Memang Bapak dan Ibunya yang NU Toelen memberinya nama: Mahrus Ali, namun karena kemampuan dibidang tulis menulis buku tidak diragukan lagi, pengetahuan dan wawasan agama Islamnya sangat luas, bahkan telah menulis dan menterjemahkan berbagai buku, baik dalam tafsir dan lainnya dan benar-benar telah mengerti Agama Islam dengan segala cabangnya sekaligus mampu menilai derajat, sanad dan matan dalil-dalil yang akan dibuat hujjah, maka di depan namanya tercantum gelar KH. atau Kyai Haji tepatnya ketika karya tulisnya terbit, Februari tahun 2002. Jauh sebelum buku-buku “Serial Mantan Kiai NU” terbit, yang tahun pertama terbit, Juni 2007. Penerbit yang pertama kali mempopulerkan nama Mahrus Ali menjadi KH. Mahrus Ali adalah Pustaka Hikmah Perdana, Jakarta dalam bukunya: “Nama-Nama Indah Era Millenium”.

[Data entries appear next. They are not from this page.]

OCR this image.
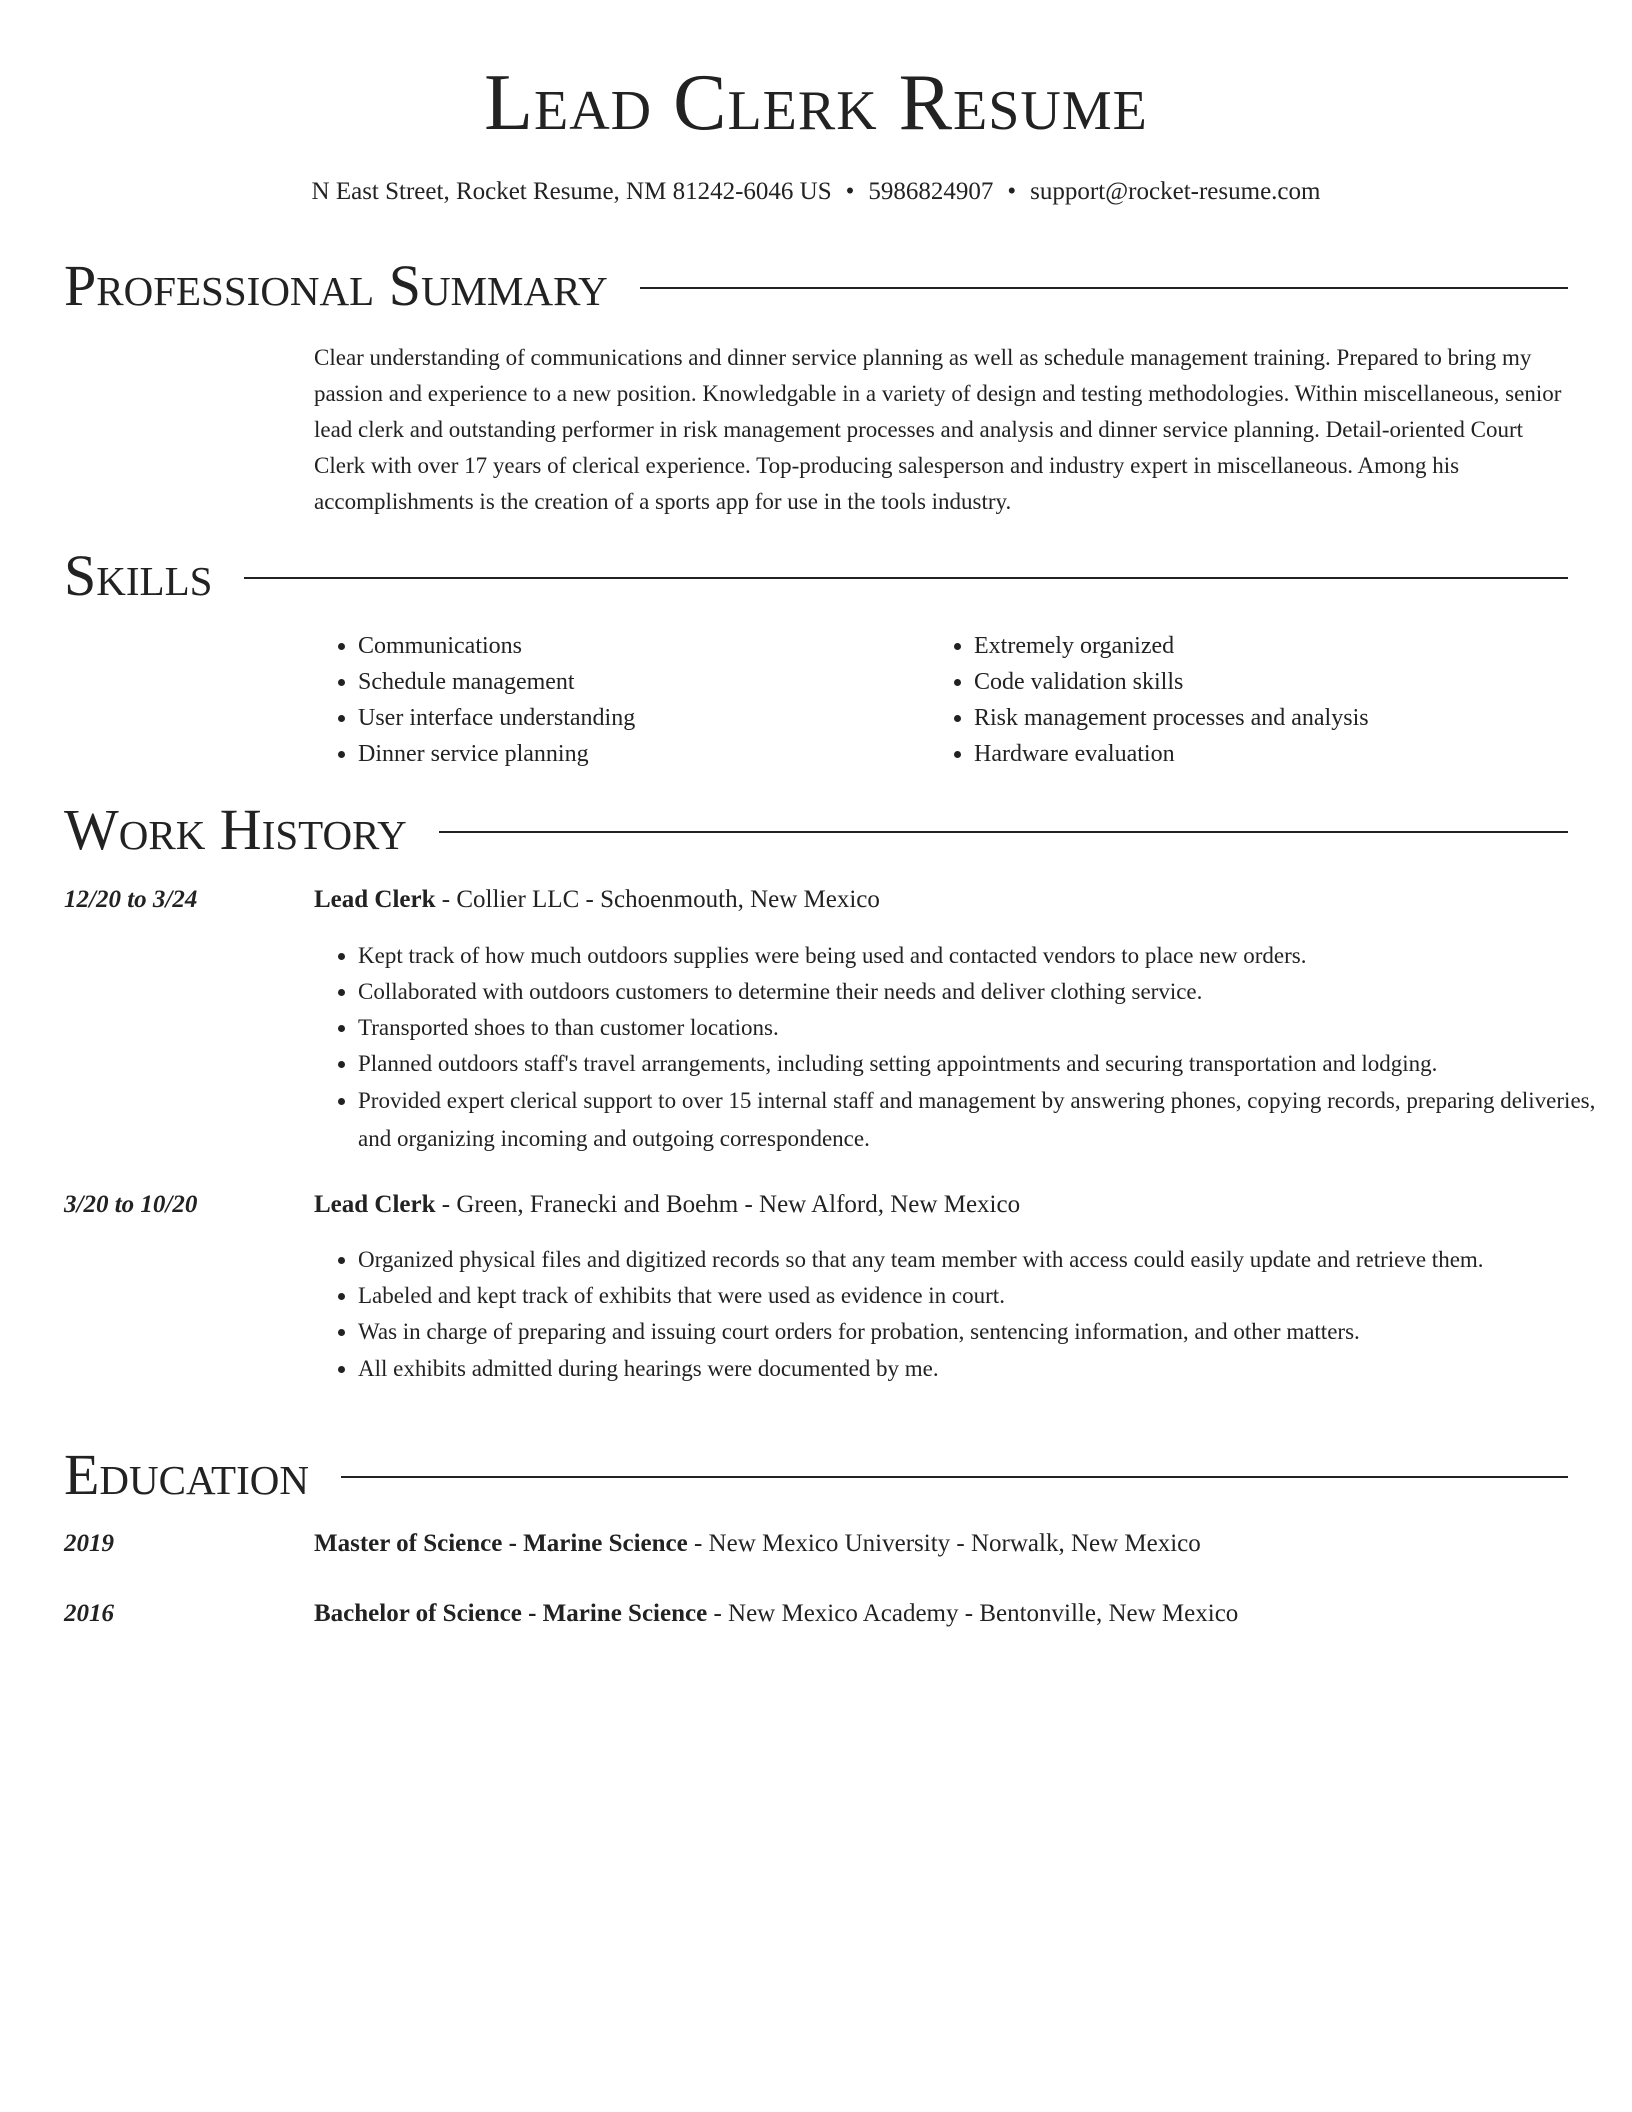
Lead Clerk Resume
N East Street, Rocket Resume, NM 81242-6046 US • 5986824907 • support@rocket-resume.com
Professional Summary

Clear understanding of communications and dinner service planning as well as schedule management training. Prepared to bring my passion and experience to a new position. Knowledgable in a variety of design and testing methodologies. Within miscellaneous, senior lead clerk and outstanding performer in risk management processes and analysis and dinner service planning. Detail-oriented Court Clerk with over 17 years of clerical experience. Top-producing salesperson and industry expert in miscellaneous. Among his accomplishments is the creation of a sports app for use in the tools industry.

Skills
• Communications
• Schedule management
• User interface understanding
• Dinner service planning
• Extremely organized
• Code validation skills
• Risk management processes and analysis
• Hardware evaluation
Work History
12/20 to 3/24	Lead Clerk - Collier LLC - Schoenmouth, New Mexico
• Kept track of how much outdoors supplies were being used and contacted vendors to place new orders.
• Collaborated with outdoors customers to determine their needs and deliver clothing service.
• Transported shoes to than customer locations.
• Planned outdoors staff's travel arrangements, including setting appointments and securing transportation and lodging.
• Provided expert clerical support to over 15 internal staff and management by answering phones, copying records, preparing deliveries, and organizing incoming and outgoing correspondence.
3/20 to 10/20	Lead Clerk - Green, Franecki and Boehm - New Alford, New Mexico
• Organized physical files and digitized records so that any team member with access could easily update and retrieve them.
• Labeled and kept track of exhibits that were used as evidence in court.
• Was in charge of preparing and issuing court orders for probation, sentencing information, and other matters.
• All exhibits admitted during hearings were documented by me.
Education
2019	Master of Science - Marine Science - New Mexico University - Norwalk, New Mexico
2016	Bachelor of Science - Marine Science - New Mexico Academy - Bentonville, New Mexico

Hal yang sama juga terjadi pada Ahmad Sunarto, penulis asal Rembang-Jawa Tengah. Sewaktu karya-karya tulisnya banyak diterbitkan Pustaka Amani, Jakarta namanya masih Ahmad Sunarto, akan tetapi kini karya-karya tulisnya “Serial Khutbah Jum’at” (Khutbah Jum’at al-Mubin) yang diterbitkan “Halim Jaya, Surabaya”, nama beliau berganti: KH. Ahmad Sunarto, makanya sewaktu membuat judul “Mantan Ustadz NU Menggugat …..” Saya keberatan, saya katakan saya ini Kiai bukan Ustadz” Jawaban Penerbit sama persis dengan jawaban saya sebelumnya, gelar kiai itu kurang bagus lebih pas adalah ustadz/guru, karena Kerbau-pun ada yang bergelar kiai. Ya kerbau bule milik Kraton Solo juga bergelar Kiai, yaitu Kiai Slamet!

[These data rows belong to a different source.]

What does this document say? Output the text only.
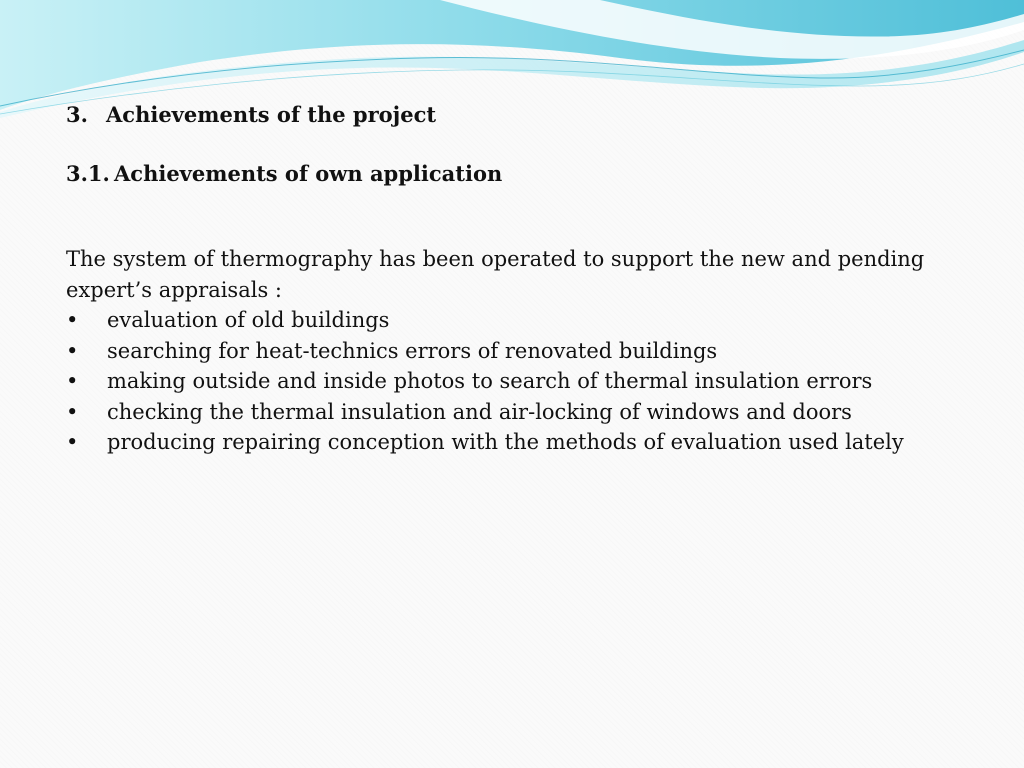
3. Achievements of the project

3.1. Achievements of own application

The system of thermography has been operated to support the new and pending expert’s appraisals :

• evaluation of old buildings
• searching for heat-technics errors of renovated buildings
• making outside and inside photos to search of thermal insulation errors
• checking the thermal insulation and air-locking of windows and doors
• producing repairing conception with the methods of evaluation used lately
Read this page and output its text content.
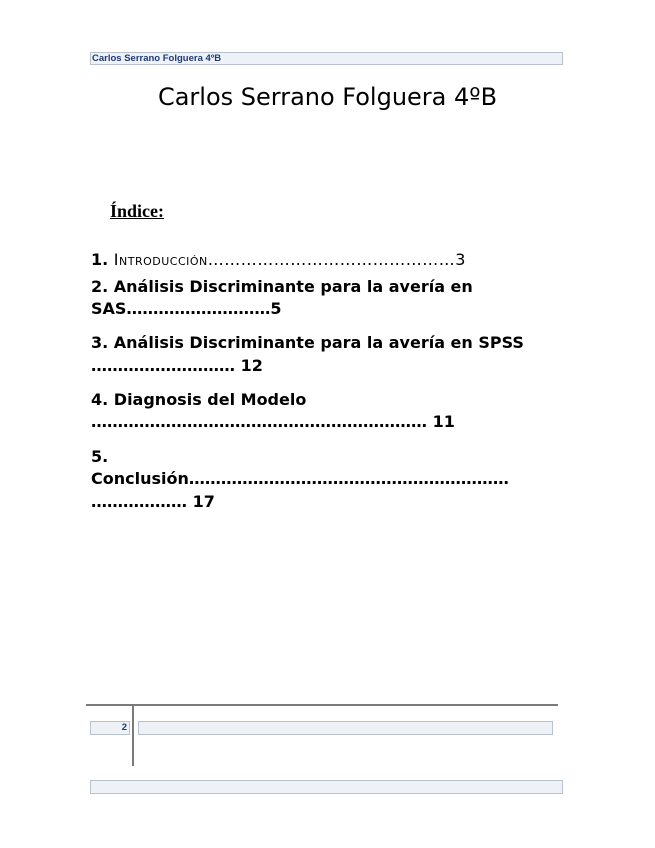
Carlos Serrano Folguera 4ºB
Carlos Serrano Folguera 4ºB
Índice:
1. Introducción………………………………………3
2. Análisis Discriminante para la avería en
SAS………………………5
3. Análisis Discriminante para la avería en SPSS
……………………… 12
4. Diagnosis del Modelo
……………………………………………………… 11
5.
Conclusión……………………………………………………
……………… 17
2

Kalau Penerbit menggunakan Nama “Mantan Kyai NU” (dengan persetujuan beliau), ini karena beliau pernah diberhentikan dengan tidak hormat oleh kiai setempat, yaitu: “KHM. Hasyim Hambali, Pimpinan Pondok Pesantren asy-Syafi’iyah, Tambak Sumur, Waru-Sidoarjo”, beliau Mengatakan: “Sebetulnya waktu minta tanda tangan kepada saya, itu karena saya pernah mengangkat Dia jadi khåtib di masjid kampung saya. Dan setelah itu saya berhentikan dengan tidak hormat” (Majalah NU “Aula” No. 06 Tahun XXX Juni 2008 halaman 35).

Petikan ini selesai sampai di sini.